Don’t forget to rule out folic acid deficiency as well in these patients. The peripheral smear can present the same – but the key difference here is that folic acid deficiency will not cause neurological symptoms and it will not have an increased mma (will have increased homosyteine levels).
Treatment consists of 1000 mcg of b12 IM once a day for one week, followed by 1000 mcg once a week for 4 weeks. If the b12 deficiency is due to irreversible cause – then continue IM injections once a month for the remainder of the patients life.
Oral treatment can also be used as a substitute at doses of 1000 – 2000mcg/day after levels have been restored by parental administration. This still holds true for patients who lack IF. But, if the patient continues to have neurological symptoms – parental therapy is preferred.
Pure vegetarians, vegans, or those on a Mediterranean diet should have supplementation.
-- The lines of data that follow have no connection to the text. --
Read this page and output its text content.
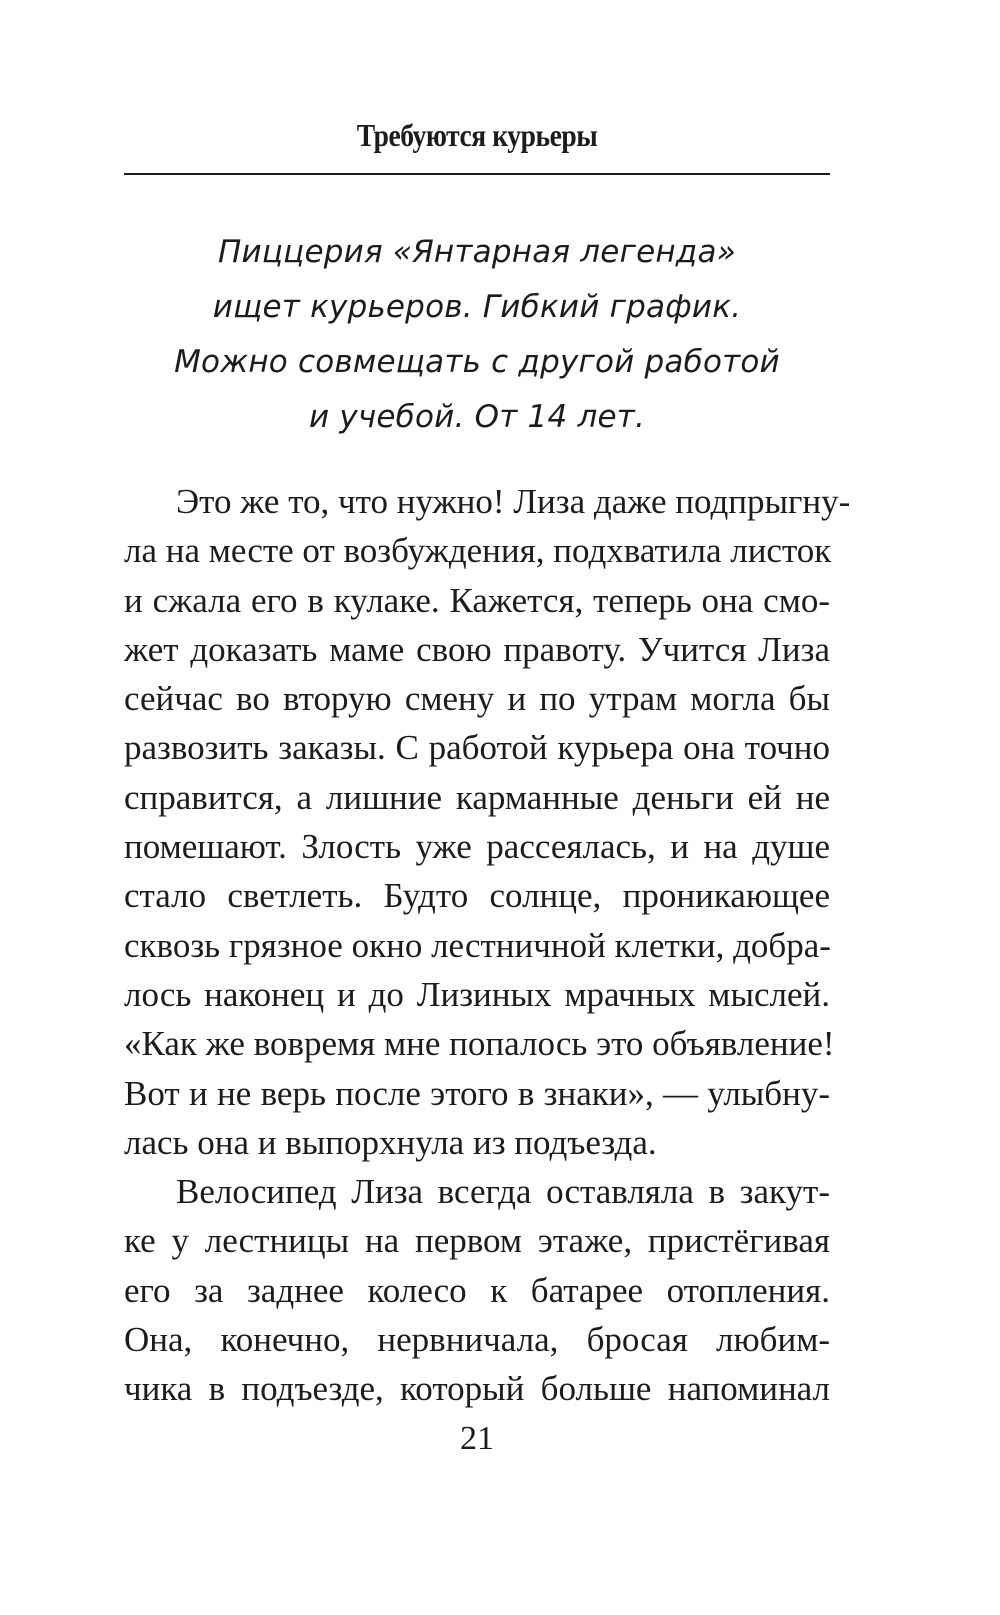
Требуются курьеры
Пиццерия «Янтарная легенда»
ищет курьеров. Гибкий график.
Можно совмещать с другой работой
и учебой. От 14 лет.
Это же то, что нужно! Лиза даже подпрыгну-
ла на месте от возбуждения, подхватила листок
и сжала его в кулаке. Кажется, теперь она смо-
жет доказать маме свою правоту. Учится Лиза
сейчас во вторую смену и по утрам могла бы
развозить заказы. С работой курьера она точно
справится, а лишние карманные деньги ей не
помешают. Злость уже рассеялась, и на душе
стало светлеть. Будто солнце, проникающее
сквозь грязное окно лестничной клетки, добра-
лось наконец и до Лизиных мрачных мыслей.
«Как же вовремя мне попалось это объявление!
Вот и не верь после этого в знаки», — улыбну-
лась она и выпорхнула из подъезда.
Велосипед Лиза всегда оставляла в закут-
ке у лестницы на первом этаже, пристёгивая
его за заднее колесо к батарее отопления.
Она, конечно, нервничала, бросая любим-
чика в подъезде, который больше напоминал
21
This is especially true for patients who are pregnant and for those who plan on breast feeding as the newborn will be at even higher risk for developing b12 deficiency.
Elevated levels of iron, indirect bilirubin and LDH will begin to correct itself after a few days of parental therapy. Reticulocytosis begins a few days after administration – but the hemoglobin will take at least 10 days to correct itself and takes up to 2 months for normalization.
Neurological symptoms improve after 3 months but can take up to 12 months for resolution – depending on the extent and duration of vitamin b12 deficiency.
Patients with pernicious anemia are also at increased risk for GI malignancies. So, monitoring is prudent in this population.
Keep in mind – if you treat b12 deficiency with folate, this will fix hematological changes, but will worsen neurological symptoms. Whenever working up megaloblastic anemia, make sure you identify the correct cause. If you’re unsure – treat with both.